Two Sets of Rules for Temporarily Importing a U.S. Plated Vehicle to Canada

Upon speaking with a representative from Transport Canada, we discovered that there are two different options from two different government departments for temporarily importing a vehicle to Canada - one from Transport Canada and another from the Canadian Border Services Agency.  

Confusion among snowbirds looking into whether they can temporarily import their U.S. vehicles back to Canada, as the rules for each option are very different. 

OPTION 1:  CBSA 30 Day Hardship provision

The Canada Border Service Agency (CBSA) allows Canadians to temporarily import a U.S. plated vehicle to Canada for a period of up to 30 days, during which time the vehicle can NOT be used in Canada. The CBSA had temporarily extended the period to 60 days, however this is no longer in effect.

This temporary import option is referred to as the “hardship provision” using HS Code 9802.00.00.

At the end of the 30 day period, you must either pay duty and taxes on your U.S. vehicle and permanently import it to Canada or export the vehicle, as specified in the Temporary Importation of Conveyances by Residents of Canada Regulations.

This option is generally not suitable for snowbirds, as you would be required to return your vehicle to the U.S. within 30 days.

OPTION 2:  Transport Canada Temporary Import Permit

A much more suitable option for Canadian snowbirds is to apply for a Temporary Import Permit from Transport Canada. Under this option you can apply to temporarily import your U.S. plated vehicle to Canada for up to one year. You’ll also be able to use your vehicle while it is in Canada.

Be aware that this must be done prior to importing your U.S. plated vehicle to Canada, so you’ll need to leave ample time before you plan to cross the border to apply and have your permit application approved.

You will have to declare that your vehicle:

  • will remain in Canada for a period of not more than one year or any other period that is specified by the Minister, and
  • will be used in Canada solely for prescribed purposes
  • meets or will meet any other prescribed requirement

This is a relatively new exemption - the legislation and regulations were amended to allow for the temporary importation of U.S. registered vehicles by Canadians into Canada, which was not possible prior to February 4th, 2020.

Where can I apply for a Transport Canada temporary vehicle import permit?

You can find step by step instructions on how to apply to Transport Canada for a temporary vehicle import permit here.

CAUTION: CBSA may not accept your Transport Canada permit

We have been informed by Transport Canada that they are aware of some instances where CBSA officers have rejected temporary import permits that were issued by Transport Canada and required individuals to pay applicable import duties and taxes on their vehicles if they wanted to bring them to Canada.
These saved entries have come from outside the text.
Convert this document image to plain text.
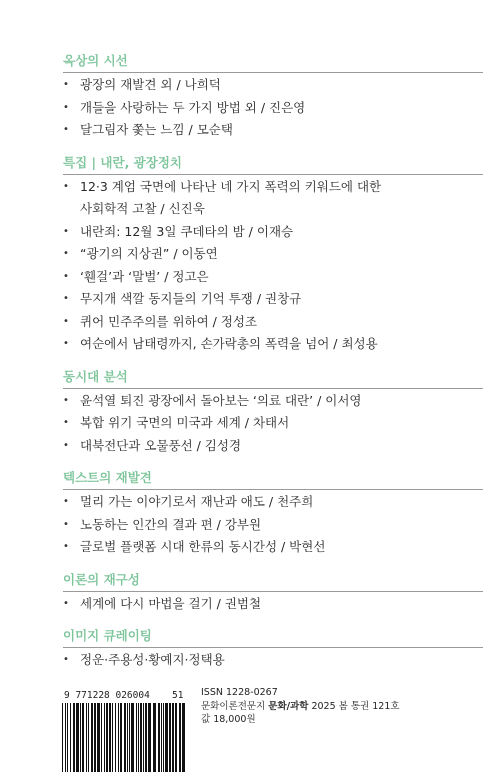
옥상의 시선
• 광장의 재발견 외 / 나희덕
• 개들을 사랑하는 두 가지 방법 외 / 진은영
• 달그림자 쫓는 느낌 / 모순택
특집 | 내란, 광장정치
• 12·3 계엄 국면에 나타난 네 가지 폭력의 키워드에 대한
사회학적 고찰 / 신진욱
• 내란죄: 12월 3일 쿠데타의 밤 / 이재승
• “광기의 지상권” / 이동연
• ‘휀걸’과 ‘말벌’ / 정고은
• 무지개 색깔 동지들의 기억 투쟁 / 권창규
• 퀴어 민주주의를 위하여 / 정성조
• 여순에서 남태령까지, 손가락총의 폭력을 넘어 / 최성용
동시대 분석
• 윤석열 퇴진 광장에서 돌아보는 ‘의료 대란’ / 이서영
• 복합 위기 국면의 미국과 세계 / 차태서
• 대북전단과 오물풍선 / 김성경
텍스트의 재발견
• 멀리 가는 이야기로서 재난과 애도 / 천주희
• 노동하는 인간의 결과 편 / 강부원
• 글로벌 플랫폼 시대 한류의 동시간성 / 박현선
이론의 재구성
• 세계에 다시 마법을 걸기 / 권범철
이미지 큐레이팅
• 정운·주용성·황예지·정택용
9 771228 026004 51 ISSN 1228-0267
문화이론전문지 문화/과학 2025 봄 통권 121호
값 18,000원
Transport Canada has informed us that:

  • they have contacted the CBSA and requested that they address this misconception, and
  • CBSA has issued an operational bulletin to that effect which will hopefully address this situation.

As with so many things at the border, it will probably depend on which border guard you get. If you do run into an issue at the border, ask to speak with a supervisor to escalate your case.

Disclaimer: The material provided on the website is for informational purposes only and does NOT constitute legal, tax, accounting, financial, real estate, medical or other advice, and should not be relied on as such. If you require such advice, you should retain a qualified professional to advise you.